Railway Noise and Vibration - Mechanisms, Modeling and Means of Control
Preface
When our children were young we took them to the railway station to see off some
visitors. They were excited at the prospect of seeing the trains. But, while we were
waiting, an express train thundered through the station and it was all too much for
their sensitive ears. ‘We don’t like trains now’ they sobbed. ‘Don’t worry’, I said, ‘it’s
my job to make trains quieter’ and that seemed to reassure them. But then they
wanted to know: ‘How do you make trains quieter?’ Well, perhaps this book gives the
answer; it is in any case the result of over 25 years of trying to ‘make trains quieter’.
On graduating in 1980 I was privileged to join British Rail Research. After
a ‘training period’ working on various projects it was suggested to me by Alistair
Gilchrist, then Head of Civil Engineering Research that I should join the Acoustics
Unit. I have to confess that until then I didn’t really know what acoustics was!
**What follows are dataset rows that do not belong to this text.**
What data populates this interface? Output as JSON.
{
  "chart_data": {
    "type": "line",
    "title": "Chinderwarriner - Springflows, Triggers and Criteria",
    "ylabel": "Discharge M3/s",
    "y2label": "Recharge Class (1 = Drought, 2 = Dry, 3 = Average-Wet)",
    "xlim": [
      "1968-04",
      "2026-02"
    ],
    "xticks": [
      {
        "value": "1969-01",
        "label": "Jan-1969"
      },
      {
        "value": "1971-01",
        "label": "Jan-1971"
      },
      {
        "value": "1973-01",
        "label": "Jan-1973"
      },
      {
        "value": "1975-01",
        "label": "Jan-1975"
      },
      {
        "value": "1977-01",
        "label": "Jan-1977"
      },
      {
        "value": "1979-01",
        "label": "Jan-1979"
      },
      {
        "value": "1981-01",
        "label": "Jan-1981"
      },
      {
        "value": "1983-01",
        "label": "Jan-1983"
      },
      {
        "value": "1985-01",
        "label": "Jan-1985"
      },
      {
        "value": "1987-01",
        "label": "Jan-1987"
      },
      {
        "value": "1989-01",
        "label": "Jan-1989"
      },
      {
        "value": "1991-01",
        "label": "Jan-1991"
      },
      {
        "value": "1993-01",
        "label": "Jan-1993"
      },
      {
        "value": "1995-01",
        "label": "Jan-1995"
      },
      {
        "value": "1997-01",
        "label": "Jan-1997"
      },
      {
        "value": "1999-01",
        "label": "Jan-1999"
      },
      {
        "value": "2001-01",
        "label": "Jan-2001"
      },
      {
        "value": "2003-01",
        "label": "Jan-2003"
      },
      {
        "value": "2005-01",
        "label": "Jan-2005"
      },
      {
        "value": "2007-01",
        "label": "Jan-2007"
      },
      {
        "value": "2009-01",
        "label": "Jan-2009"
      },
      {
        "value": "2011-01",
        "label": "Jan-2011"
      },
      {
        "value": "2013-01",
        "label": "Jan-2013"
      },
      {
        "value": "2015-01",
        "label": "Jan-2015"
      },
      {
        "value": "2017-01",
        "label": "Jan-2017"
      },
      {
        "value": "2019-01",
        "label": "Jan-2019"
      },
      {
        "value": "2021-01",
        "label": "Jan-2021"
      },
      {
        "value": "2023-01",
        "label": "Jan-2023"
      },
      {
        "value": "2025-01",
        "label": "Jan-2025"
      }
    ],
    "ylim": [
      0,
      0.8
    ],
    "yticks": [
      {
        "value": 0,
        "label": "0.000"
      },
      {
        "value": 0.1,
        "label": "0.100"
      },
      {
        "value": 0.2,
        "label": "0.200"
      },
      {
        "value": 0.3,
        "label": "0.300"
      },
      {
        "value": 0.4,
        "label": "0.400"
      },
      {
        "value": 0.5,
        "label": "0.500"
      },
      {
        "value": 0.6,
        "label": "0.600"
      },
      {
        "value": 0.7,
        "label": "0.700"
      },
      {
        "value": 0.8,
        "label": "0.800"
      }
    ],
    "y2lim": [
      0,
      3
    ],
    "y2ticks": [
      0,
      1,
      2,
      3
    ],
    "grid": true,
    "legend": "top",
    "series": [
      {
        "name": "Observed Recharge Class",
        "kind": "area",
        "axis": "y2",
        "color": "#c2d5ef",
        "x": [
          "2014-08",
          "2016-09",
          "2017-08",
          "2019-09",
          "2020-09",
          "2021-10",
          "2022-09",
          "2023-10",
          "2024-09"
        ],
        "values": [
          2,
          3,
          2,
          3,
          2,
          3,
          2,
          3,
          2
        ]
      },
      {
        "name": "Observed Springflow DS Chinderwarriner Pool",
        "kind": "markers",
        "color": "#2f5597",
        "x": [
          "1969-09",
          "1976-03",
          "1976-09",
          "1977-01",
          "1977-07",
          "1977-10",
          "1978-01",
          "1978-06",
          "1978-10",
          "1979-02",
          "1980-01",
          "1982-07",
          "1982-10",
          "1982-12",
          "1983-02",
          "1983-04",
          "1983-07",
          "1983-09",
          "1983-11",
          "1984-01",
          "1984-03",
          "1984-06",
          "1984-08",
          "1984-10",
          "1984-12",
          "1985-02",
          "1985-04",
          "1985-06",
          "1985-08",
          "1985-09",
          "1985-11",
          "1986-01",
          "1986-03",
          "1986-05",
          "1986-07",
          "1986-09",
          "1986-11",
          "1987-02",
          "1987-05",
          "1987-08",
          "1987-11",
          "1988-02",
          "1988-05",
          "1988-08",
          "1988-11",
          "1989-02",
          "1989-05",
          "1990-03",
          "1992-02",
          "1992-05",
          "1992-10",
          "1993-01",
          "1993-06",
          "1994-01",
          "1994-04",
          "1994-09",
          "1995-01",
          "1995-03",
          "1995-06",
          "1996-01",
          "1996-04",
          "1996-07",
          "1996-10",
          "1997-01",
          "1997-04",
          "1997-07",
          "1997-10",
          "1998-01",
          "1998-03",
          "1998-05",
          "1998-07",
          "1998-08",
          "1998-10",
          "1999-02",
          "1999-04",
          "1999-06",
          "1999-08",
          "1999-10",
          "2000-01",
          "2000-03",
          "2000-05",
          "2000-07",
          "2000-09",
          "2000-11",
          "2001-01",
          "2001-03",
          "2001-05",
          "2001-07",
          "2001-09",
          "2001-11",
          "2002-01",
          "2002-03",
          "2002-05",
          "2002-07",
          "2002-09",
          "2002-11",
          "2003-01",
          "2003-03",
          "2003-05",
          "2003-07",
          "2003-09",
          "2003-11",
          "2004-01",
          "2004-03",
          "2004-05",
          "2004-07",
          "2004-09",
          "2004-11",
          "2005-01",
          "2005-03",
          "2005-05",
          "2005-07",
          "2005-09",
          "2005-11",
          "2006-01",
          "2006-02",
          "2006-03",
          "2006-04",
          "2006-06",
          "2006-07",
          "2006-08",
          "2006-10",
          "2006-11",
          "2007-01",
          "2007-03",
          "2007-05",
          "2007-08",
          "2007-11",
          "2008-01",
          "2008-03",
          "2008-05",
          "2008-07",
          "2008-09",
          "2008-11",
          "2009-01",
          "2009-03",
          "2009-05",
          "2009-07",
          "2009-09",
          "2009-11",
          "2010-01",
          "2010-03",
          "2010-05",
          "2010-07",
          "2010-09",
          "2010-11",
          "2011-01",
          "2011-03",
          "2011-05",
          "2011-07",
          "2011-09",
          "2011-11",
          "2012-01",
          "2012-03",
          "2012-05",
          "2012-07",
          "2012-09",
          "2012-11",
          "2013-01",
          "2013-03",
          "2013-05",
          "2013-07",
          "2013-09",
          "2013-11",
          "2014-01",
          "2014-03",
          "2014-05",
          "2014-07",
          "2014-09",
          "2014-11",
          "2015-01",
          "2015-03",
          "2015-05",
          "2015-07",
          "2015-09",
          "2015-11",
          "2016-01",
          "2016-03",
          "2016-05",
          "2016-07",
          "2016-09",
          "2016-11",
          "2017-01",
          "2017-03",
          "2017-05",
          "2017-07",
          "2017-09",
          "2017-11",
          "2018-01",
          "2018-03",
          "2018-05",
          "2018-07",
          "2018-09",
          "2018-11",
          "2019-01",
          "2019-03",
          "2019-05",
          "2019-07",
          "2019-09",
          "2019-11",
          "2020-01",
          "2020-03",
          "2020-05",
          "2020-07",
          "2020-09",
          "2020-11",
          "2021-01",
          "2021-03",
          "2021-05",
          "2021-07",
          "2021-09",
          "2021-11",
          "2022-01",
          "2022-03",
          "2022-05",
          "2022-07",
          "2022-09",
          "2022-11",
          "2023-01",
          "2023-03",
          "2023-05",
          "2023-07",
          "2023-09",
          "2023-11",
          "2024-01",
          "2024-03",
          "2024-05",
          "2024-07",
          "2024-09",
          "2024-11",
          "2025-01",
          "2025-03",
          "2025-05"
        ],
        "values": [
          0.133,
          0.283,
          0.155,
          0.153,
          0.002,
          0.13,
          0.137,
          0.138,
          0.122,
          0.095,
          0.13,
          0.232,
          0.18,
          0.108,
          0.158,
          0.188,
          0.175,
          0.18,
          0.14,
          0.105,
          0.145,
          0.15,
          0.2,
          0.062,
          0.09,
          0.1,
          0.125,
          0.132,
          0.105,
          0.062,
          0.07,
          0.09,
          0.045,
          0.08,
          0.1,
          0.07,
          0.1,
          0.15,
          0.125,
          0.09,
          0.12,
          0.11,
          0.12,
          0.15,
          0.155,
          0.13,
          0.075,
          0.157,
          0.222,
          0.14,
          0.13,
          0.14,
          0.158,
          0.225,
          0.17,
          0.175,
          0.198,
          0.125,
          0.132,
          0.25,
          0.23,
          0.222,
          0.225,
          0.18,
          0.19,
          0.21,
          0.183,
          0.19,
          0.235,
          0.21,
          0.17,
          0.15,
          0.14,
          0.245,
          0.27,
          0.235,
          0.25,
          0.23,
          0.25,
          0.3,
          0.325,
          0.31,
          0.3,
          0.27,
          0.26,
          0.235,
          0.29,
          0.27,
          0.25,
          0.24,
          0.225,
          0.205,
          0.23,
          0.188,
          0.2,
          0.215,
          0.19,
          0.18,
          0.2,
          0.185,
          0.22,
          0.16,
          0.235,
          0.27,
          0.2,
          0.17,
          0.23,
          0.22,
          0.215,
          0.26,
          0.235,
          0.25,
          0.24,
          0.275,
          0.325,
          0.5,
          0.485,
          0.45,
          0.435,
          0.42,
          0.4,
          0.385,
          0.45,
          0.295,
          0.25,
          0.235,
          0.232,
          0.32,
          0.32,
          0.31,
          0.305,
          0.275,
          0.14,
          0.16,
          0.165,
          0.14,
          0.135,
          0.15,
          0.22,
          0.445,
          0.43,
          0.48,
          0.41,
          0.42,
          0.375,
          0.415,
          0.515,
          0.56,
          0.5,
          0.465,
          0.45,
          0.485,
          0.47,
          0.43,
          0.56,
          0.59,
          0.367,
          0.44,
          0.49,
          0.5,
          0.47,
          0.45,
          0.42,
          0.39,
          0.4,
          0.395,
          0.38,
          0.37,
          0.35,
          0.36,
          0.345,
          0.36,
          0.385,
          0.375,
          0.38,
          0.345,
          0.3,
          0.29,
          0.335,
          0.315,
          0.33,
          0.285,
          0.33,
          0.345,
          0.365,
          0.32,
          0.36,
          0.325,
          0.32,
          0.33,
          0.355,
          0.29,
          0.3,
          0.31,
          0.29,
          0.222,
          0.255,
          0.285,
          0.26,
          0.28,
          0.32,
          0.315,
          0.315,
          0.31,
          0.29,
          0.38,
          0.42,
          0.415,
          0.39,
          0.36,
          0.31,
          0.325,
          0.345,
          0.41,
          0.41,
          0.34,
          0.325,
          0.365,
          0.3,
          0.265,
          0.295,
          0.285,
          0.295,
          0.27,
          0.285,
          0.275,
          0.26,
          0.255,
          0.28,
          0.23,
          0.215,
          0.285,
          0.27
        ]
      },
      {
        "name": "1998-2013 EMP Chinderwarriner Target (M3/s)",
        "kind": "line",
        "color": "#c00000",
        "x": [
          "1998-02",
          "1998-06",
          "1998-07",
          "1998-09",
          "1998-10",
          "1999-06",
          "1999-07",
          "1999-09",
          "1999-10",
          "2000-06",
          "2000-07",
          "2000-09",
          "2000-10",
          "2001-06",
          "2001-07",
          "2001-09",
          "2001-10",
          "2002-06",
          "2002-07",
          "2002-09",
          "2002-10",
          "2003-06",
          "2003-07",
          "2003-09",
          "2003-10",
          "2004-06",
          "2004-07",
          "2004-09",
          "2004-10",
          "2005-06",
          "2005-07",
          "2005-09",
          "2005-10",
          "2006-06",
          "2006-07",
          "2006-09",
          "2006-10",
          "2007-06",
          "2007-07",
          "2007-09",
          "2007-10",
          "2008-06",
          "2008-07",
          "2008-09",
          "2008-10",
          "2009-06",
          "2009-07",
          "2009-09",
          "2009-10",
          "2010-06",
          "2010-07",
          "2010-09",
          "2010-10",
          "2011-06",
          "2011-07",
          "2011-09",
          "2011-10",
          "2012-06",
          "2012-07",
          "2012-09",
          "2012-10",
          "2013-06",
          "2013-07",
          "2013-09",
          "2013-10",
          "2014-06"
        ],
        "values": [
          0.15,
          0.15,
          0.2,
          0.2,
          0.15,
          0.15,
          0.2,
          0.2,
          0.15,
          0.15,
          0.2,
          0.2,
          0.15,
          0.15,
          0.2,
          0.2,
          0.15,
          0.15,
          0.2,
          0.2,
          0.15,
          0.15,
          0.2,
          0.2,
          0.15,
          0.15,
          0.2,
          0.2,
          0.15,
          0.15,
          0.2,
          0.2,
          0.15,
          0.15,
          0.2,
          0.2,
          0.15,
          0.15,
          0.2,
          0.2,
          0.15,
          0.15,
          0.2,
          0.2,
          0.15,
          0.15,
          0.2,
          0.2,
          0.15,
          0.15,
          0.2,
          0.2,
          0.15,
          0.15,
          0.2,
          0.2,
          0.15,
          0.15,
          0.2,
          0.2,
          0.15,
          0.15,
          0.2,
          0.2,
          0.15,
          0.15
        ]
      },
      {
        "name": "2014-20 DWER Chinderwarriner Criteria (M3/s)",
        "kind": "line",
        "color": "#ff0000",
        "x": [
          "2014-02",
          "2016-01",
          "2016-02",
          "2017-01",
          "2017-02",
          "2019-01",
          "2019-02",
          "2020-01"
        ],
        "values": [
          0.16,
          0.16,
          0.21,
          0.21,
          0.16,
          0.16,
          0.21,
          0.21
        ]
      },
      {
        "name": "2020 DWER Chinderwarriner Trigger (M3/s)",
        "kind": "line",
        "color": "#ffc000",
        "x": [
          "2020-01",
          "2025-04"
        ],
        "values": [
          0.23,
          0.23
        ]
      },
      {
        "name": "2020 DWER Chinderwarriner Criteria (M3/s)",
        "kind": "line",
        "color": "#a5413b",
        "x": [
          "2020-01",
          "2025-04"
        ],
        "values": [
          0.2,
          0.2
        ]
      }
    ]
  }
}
I was to work on rolling noise; Alistair suggested that I should be able to solve the
rolling noise problem in six months or a year and then could get on with the ‘really
interesting topic’ of ground vibration. It wasn’t until nearly 20 years later that this
could be fulfilled, although even now rolling noise is not completely ‘solved’.
While at BR I was fortunate to be able to register as an external student at the
Institute of Sound and Vibration Research (ISVR) at the University of Southampton
where I studied for a PhD on the topic of rolling noise modelling. When this was
completed in 1990 I joined the Low Noise Design group at TNO in Delft where I
continued to work mainly on railway noise problems. Then in 1996 I moved ‘back’
to ISVR as a lecturer and latterly as professor. The challenge of teaching courses at
Masters level on topics such as noise control and structural vibration has helped to
put the things I was already doing in railway noise into a more structured academic
context. Railway noise spans a wide range of disciplines within acoustics and vibration,
such as multiple degree of freedom systems, analytical modelling of beam
and plate vibration, finite element and boundary element analysis, signal processing,
modal analysis, vibroacoustics and aeroacoustics.